Re: Mediators of the association between pre-eclampsia and cerebral palsy: population based cohort study
In a large population based cohort study in Norway, Strand et al found that offspring of mothers with preeclampsia had an increased risk of cerebral palsy (unadjusted odds ratio (OR): 2.5; 95% confidence interval (CI): 2.0 to 3.2 ) . Upon adjustment for small-for-gestational age status, the OR slightly decreased. Additional adjustment for gestational age reversed the apparent direction of the association, with preeclampsia being associated with a reduced risk of preeclampsia (OR: 0.73; 95% CI: 0.56 to 0.96). Further, in subgroup analyses, non-small-for-gestational age babies born very preterm (<32 weeks) and exposed to preeclampsia had reduced risk of cerebral palsy compared with unexposed babies of the same age.
Should we conclude that preeclampsia protects preterm babies from cerebral palsy?
Before accepting this counterintuitive finding, the authors should have considered the possibility that adjustment for a mediator such as gestational age could induce bias in the estimate of the association between preeclampsia and cerebral palsy [2,3]. Indeed, if there was an unmeasured common cause of both the mediator gestational age and the outcome cerebral palsy (i.e., a confounder of the association between gestational age and cerebral palsy), adjustment for gestational age could create a spurious association between preeclampsia and cerebral palsy. Intrauterine infection could be such a common cause .
This type of bias is called collider stratification bias and is a form of selection bias . There are several examples in perinatal epidemiology where adjustment for or conditioning on a mediator can be misleading [2,5]. One example is the observation of a protective effect of maternal smoking on mortality in low birth weight new born, referred to as the “birth weight paradox” . This protective effect is an artifact caused by the conditioning on birth weight - a mediator between smoking and infant mortality - without adjustment for common causes of birth weight and infant mortality.
To be sure that such a bias is not at work, Strand et al should have assessed common causes of gestational age and cerebral palsy, and should have adjusted for these factors in the analyses.

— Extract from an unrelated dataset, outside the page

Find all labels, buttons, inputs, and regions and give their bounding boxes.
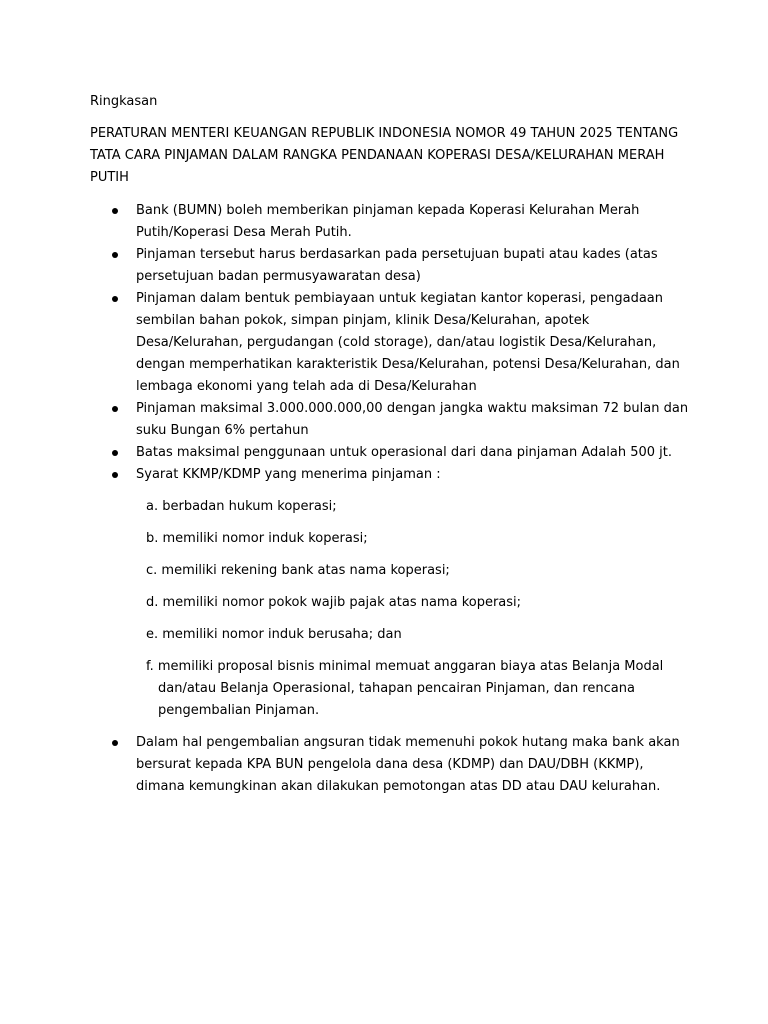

Another strategy would have been to conduct sensitivity analyses to assess the potential effect of these factors on the estimate of the association between preeclampsia and cerebral palsy .
1. Strand KM, Heimstad R, Iversen AC, et al. Mediators of the association between pre-eclampsia and cerebral palsy: population based cohort study. BMJ 2013;347:f4089.
2. Wilcox AJ, Weinberg CR, Basso O. On the pitfalls of adjusting for gestational age at birth. Am J Epidemiol 2011;174:1062-8.
3. VanderWeele TJ, Hernández-Diaz S. Is there a direct effect of pre-eclampsia on cerebral palsy not through preterm birth? Paediatr Perinat Epidemiol 2011;25:111-5.
4. Hernán MA, Hernández-Díaz S, Robins JM. A structural approach to selection bias. Epidemiology 2004;15:615-25.
5. Hernández-Díaz S, Schisterman EF, Hernán MA. The birth weight "paradox" uncovered? Am J Epidemiol 2006;164:1115-20.